What I would do set the origin of your coordinate system at O and write ##\vec{r} = \vec{r}_{O'} + \vec{r}'## where ##\vec{r}_{O'}## is the position of O' and ##\vec{r}'## is the position of the mass relative to O'. (You might have done this already in deriving the expression for T). Then the acceleration along O'm is given by ##\hat{r}' \cdot \ddot{\vec{r}}##.

Setting O as the origin of the coordinate system and $\vec{e}_r$ in the direction of O to O', would the following components be correct?
$r_O' = \frac{r}{3} \vec{e}_r$
$r_{O'm} = -r cos(\theta + \omega t) \vec{e}_r$
$r_{OM} = r_O' + r_{O'm}$

vela
Staff Emeritus
Homework Helper
No.

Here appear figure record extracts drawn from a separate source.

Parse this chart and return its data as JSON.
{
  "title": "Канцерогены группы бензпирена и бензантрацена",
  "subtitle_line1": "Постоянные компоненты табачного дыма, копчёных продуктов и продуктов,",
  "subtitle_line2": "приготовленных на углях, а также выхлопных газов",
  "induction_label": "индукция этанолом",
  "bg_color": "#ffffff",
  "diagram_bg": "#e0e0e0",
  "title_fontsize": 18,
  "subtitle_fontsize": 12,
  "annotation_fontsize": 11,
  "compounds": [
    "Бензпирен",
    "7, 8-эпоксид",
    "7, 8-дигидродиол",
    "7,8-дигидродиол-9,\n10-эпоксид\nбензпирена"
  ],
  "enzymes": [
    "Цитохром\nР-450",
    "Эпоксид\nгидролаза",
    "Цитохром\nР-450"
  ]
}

The way you defined ##\hat{e}_r##, it points along O'm, so why would ##\hat{r}'_O## point in the same direction? ##\hat{r}'_O## is directed along the line connecting O and O'. Also, ##\vec{r}_{O'm}## should have magnitude ##r## since the mass is constrained to a circle about O'. Your vector's magnitude varies with time because of the cosine factor.

I'd suggest working in cartesian coordinates.